Given a feature profile, returns the top actionable steps that would increase the score the most. Immutable features (age, family size, region) are automatically excluded.

Request

json
{
  "features": {
    "AMT_INCOME_TOTAL": 120000,
    "AMT_CREDIT": 100000,
    "EMPLOYED_YEARS": 0.8,
    "AGE_YEARS": 28,
    "FLAG_OWN_REALTY": 0
  },
  "max_steps": 3
}

Response

json
{
  "original_score": 551,
  "original_risk": "Very Poor",
  "original_probability": 0.5817,
  "best_reachable_score": 589,
  "moves": [
    {
      "label": "Job tenure",
      "score_delta": 28,
      "effort": "low",
      "timeline_days": 90
    },
    {
      "label": "Annual income",
      "score_delta": 11,
      "effort": "medium",
      "timeline_days": 90
    },
    {
      "label": "Loan amount requested",
      "score_delta": 9,
      "effort": "low",
      "timeline_days": 0
    }
  ]
}

What-If Simulation

POST/api/simulate

Provide a base feature set and a changes dict. Returns both the original and new score so you can measure the exact impact of any hypothetical change.

json
{
  "features": {
    "AMT_INCOME_TOTAL": 120000,
    "EMPLOYED_YEARS": 1
  },
  "changes": {
    "EMPLOYED_YEARS": 3,
    "AMT_INCOME_TOTAL": 150000
  }
}

Demo Personas

All three scoring endpoints accept a persona key as a shortcut:

Ravi
Gig worker, thin file, low income
{ "persona": "ravi" }
Priya
Salaried professional, good profile
{ "persona": "priya" }
Deepa
Self-employed, moderate risk
{ "persona": "deepa" }

Code Examples

JavaScript

js
const response = await fetch('http://localhost:5000/api/score', {
  method: 'POST',
  headers: { 'Content-Type': 'application/json' },
  body: JSON.stringify({
    features: {
      AMT_INCOME_TOTAL: 300000,
      EMPLOYED_YEARS: 5,
      NAME_EDUCATION_TYPE: 'Higher education',
      // ... other features (missing ones use smart defaults)
    }
  })
});
const data = await response.json();
console.log(data.score, data.risk_tier);

Python

python
import requests

response = requests.post(
    "http://localhost:5000/api/score",
    json={
        "features": {
            "AMT_INCOME_TOTAL": 300000,
            "EMPLOYED_YEARS": 5,
            "NAME_EDUCATION_TYPE": "Higher education",
            # missing features use smart defaults
        }
    }
)
data = response.json()
print(f"Score: {data['score']} | Tier: {data['risk_tier']}")

Feature Reference

All 30 student features the model accepts. All are optional — missing values are filled with population medians.
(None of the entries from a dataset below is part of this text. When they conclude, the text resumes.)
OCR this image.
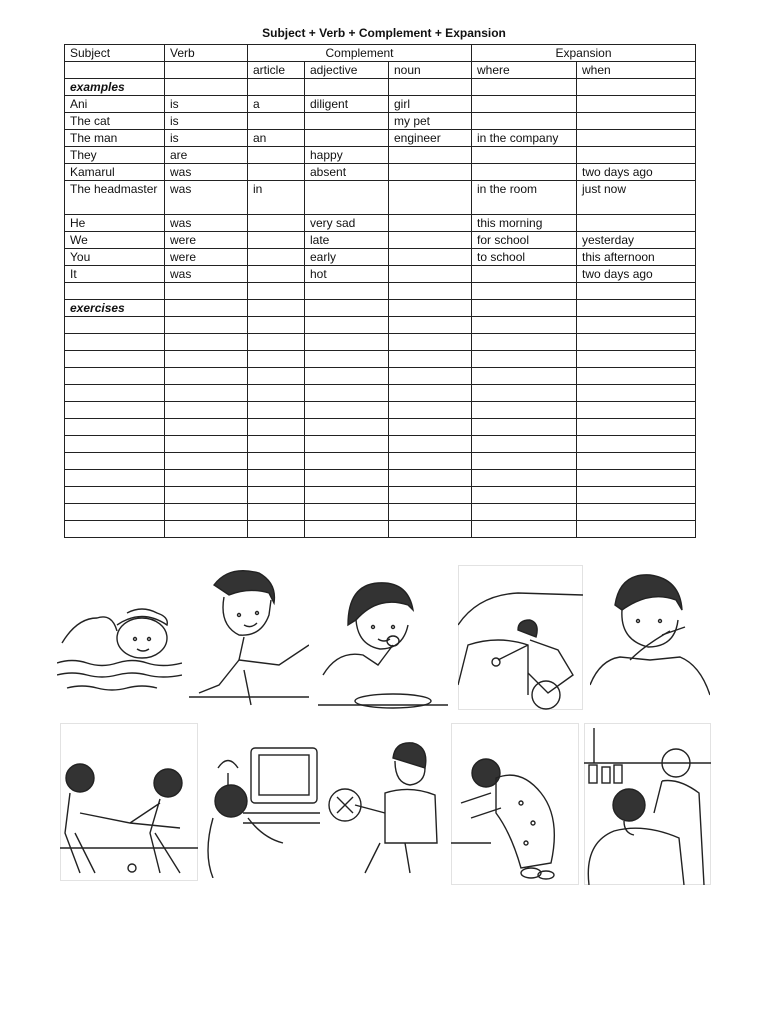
Subject + Verb + Complement + Expansion
Subject	Verb	Complement			Expansion	
		article	adjective	noun	where	when
examples						
Ani	is	a	diligent	girl		
The cat	is			my pet		
The man	is	an		engineer	in the company	
They	are		happy			
Kamarul	was		absent			two days ago
The headmaster	was	in			in the room	just now
He	was		very sad		this morning	
We	were		late		for school	yesterday
You	were		early		to school	this afternoon
It	was		hot			two days ago

exercises						
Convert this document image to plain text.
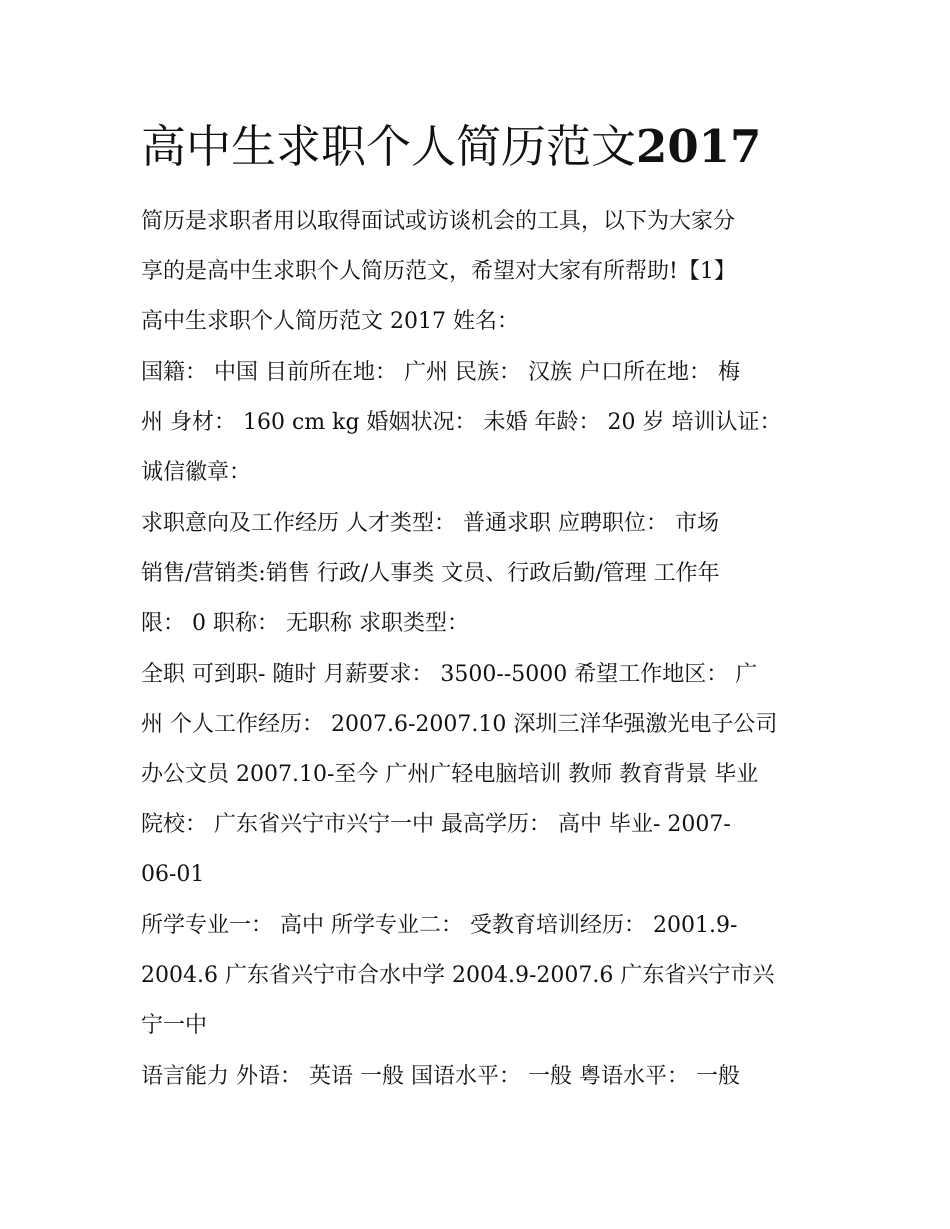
高中生求职个人简历范文2017
简历是求职者用以取得面试或访谈机会的工具，以下为大家分
享的是高中生求职个人简历范文，希望对大家有所帮助!【1】
高中生求职个人简历范文 2017 姓名：
国籍： 中国 目前所在地： 广州 民族： 汉族 户口所在地： 梅
州 身材： 160 cm kg 婚姻状况： 未婚 年龄： 20 岁 培训认证：
诚信徽章：
求职意向及工作经历 人才类型： 普通求职 应聘职位： 市场
销售/营销类:销售 行政/人事类 文员、行政后勤/管理 工作年
限： 0 职称： 无职称 求职类型：
全职 可到职- 随时 月薪要求： 3500--5000 希望工作地区： 广
州 个人工作经历： 2007.6-2007.10 深圳三洋华强激光电子公司
办公文员 2007.10-至今 广州广轻电脑培训 教师 教育背景 毕业
院校： 广东省兴宁市兴宁一中 最高学历： 高中 毕业- 2007-
06-01
所学专业一： 高中 所学专业二： 受教育培训经历： 2001.9-
2004.6 广东省兴宁市合水中学 2004.9-2007.6 广东省兴宁市兴
宁一中
语言能力 外语： 英语 一般 国语水平： 一般 粤语水平： 一般
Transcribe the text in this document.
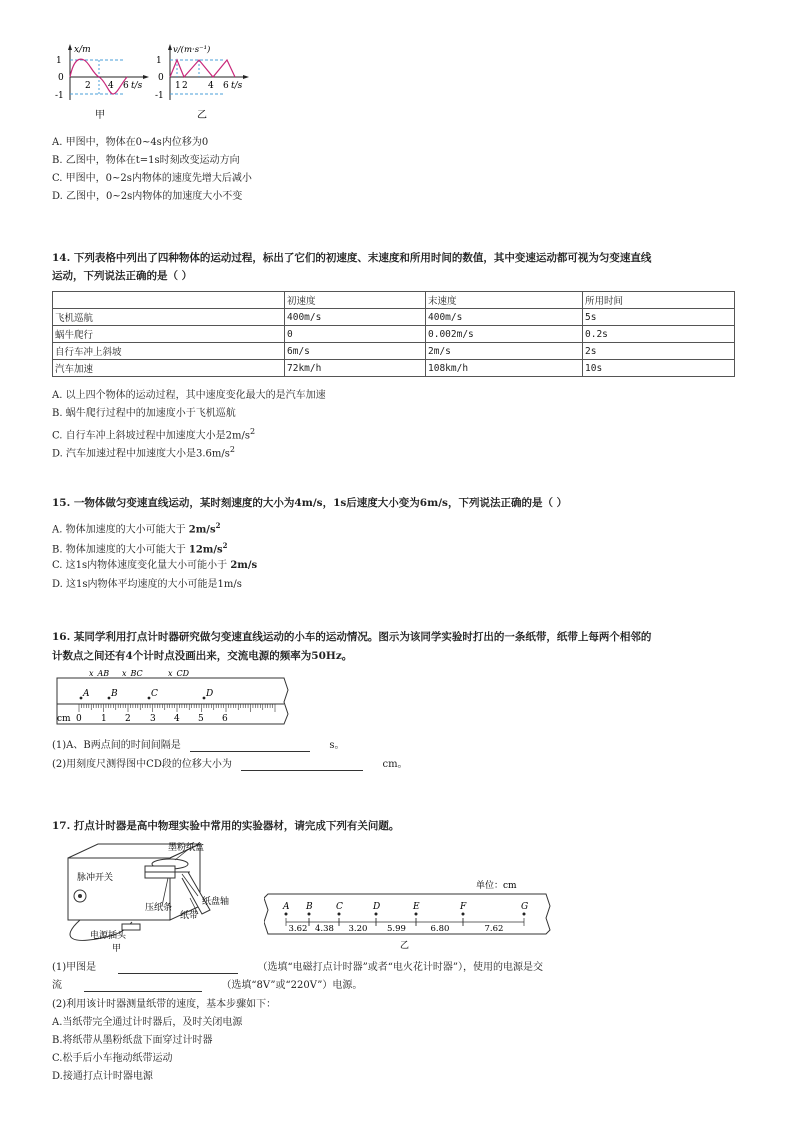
1
0
-1
2 4 6
x/m
t/s
甲
1
0
-1
1 2 4 6
v/(m·s⁻¹)
t/s
乙
A. 甲图中，物体在0~4s内位移为0
B. 乙图中，物体在t=1s时刻改变运动方向
C. 甲图中，0~2s内物体的速度先增大后减小
D. 乙图中，0~2s内物体的加速度大小不变
14. 下列表格中列出了四种物体的运动过程，标出了它们的初速度、末速度和所用时间的数值，其中变速运动都可视为匀变速直线
运动，下列说法正确的是（ ）
	初速度	末速度	所用时间
飞机巡航	400m/s	400m/s	5s
蜗牛爬行	0	0.002m/s	0.2s
自行车冲上斜坡	6m/s	2m/s	2s
汽车加速	72km/h	108km/h	10s
A. 以上四个物体的运动过程，其中速度变化最大的是汽车加速
B. 蜗牛爬行过程中的加速度小于飞机巡航
C. 自行车冲上斜坡过程中加速度大小是$2m/s^2$
D. 汽车加速过程中加速度大小是$3.6m/s^2$
15. 一物体做匀变速直线运动，某时刻速度的大小为4m/s，1s后速度大小变为6m/s，下列说法正确的是（ ）
A. 物体加速度的大小可能大于 $2m/s^2$
B. 物体加速度的大小可能大于 $12m/s^2$
C. 这1s内物体速度变化量大小可能小于 2m/s
D. 这1s内物体平均速度的大小可能是1m/s
16. 某同学利用打点计时器研究做匀变速直线运动的小车的运动情况。图示为该同学实验时打出的一条纸带，纸带上每两个相邻的
计数点之间还有4个计时点没画出来，交流电源的频率为50Hz。
x_AB x_BC	x_CD
A B	C	D
cm 0 1 2 3 4 5 6
(1)A、B两点间的时间间隔是	s。
(2)用刻度尺测得图中CD段的位移大小为	cm。
17. 打点计时器是高中物理实验中常用的实验器材，请完成下列有关问题。
墨粉纸盒
脉冲开关
纸盘轴
压纸条
纸带
电源插头
甲
单位：cm
A B	C	D	E	F	G
3.62 4.38 3.20 5.99	6.80	7.62
乙
(1)甲图是	（选填“电磁打点计时器”或者“电火花计时器”），使用的电源是交
流	（选填“8V”或“220V”）电源。
(2)利用该计时器测量纸带的速度，基本步骤如下：
A.当纸带完全通过计时器后，及时关闭电源
B.将纸带从墨粉纸盘下面穿过计时器
C.松手后小车拖动纸带运动
D.接通打点计时器电源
CNT_CHILDRENintNumber of children
CNT_FAM_MEMBERSintFamily size
NAME_EDUCATION_TYPEstringEducation level (Home Credit classes)
NAME_FAMILY_STATUSstringMarital status
NAME_INCOME_TYPEstringIncome type
OCCUPATION_TYPEstringOccupation
ORGANIZATION_TYPEstringEmployer type
NAME_HOUSING_TYPEstringHousing situation
FLAG_OWN_CAR0/1Owns a vehicle
FLAG_OWN_REALTY0/1Owns property
AMT_INCOME_TOTALfloatAnnual income (₹)
AMT_CREDITfloatLoan amount requested (₹)
AMT_ANNUITYfloatMonthly EMI (₹)
AMT_GOODS_PRICEfloatGoods price (₹)
REGION_POPULATION_RELATIVEfloatRegion population density
REGION_RATING_CLIENT1-3Region credit rating
AGE_YEARSfloatAge in years
EMPLOYED_YEARSfloatYears at current employer

+ 12 derived ratio features auto-computed from the above (DEBT_TO_INCOME, EMI_BURDEN, etc.)